AISG, « La dissuasion implique, non pas des peines sévères, mais un fonctionnement régulier, rapide et prévisible de la réponse pénale », affirme Xavier Bébin, délégué général de l’Institut pour la Justice.

(Autorisation a été donnée par l’agence pour la publication intégrale de la dépêche)

Dans un entretien à AISG, il souligne que « ce n’est pas le cas lorsque 97 000 peines de prison restent inexécutées ou lorsque des délinquants peuvent empiler des sursis ».

L’Institut pour la justice, rappelle-t-il, « a été fondé en 2007 par des citoyens préoccupés par les dysfonctionnements de la justice ». Il a depuis cherché à développer son expertise et est devenu, selon son délégué général, un « think tank reconnu ». « Nous sommes indépendants de tout parti politique, mais aussi de l’État dont nous ne percevons aucune subvention », assure Xavier Bébin.

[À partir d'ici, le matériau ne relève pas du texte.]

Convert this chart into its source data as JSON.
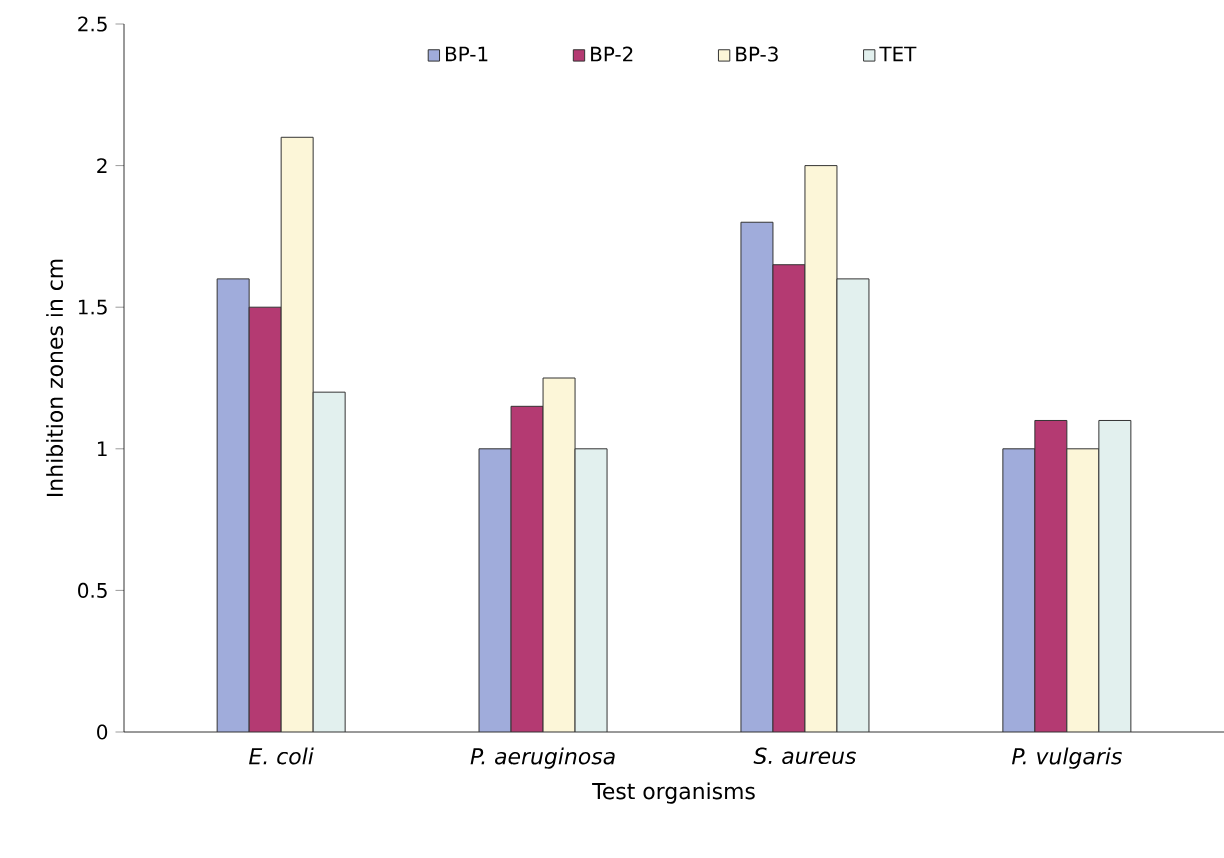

Le délégué général critique la loi pénitentiaire de 2009, qui a contribué à instaurer « un système pervers de transformation de la peine prononcée avant même son exécution ». Il se réjouit en revanche du projet de loi concernant les personnes faisant l’objet de soins psychiatriques.

Xavier Bébin est diplômé de Sciences-Po, il a publié en 2006 un ouvrage de philosophie pénale et de criminologie intitulé « Pourquoi Punir ? » (Éditions L’Harmattan).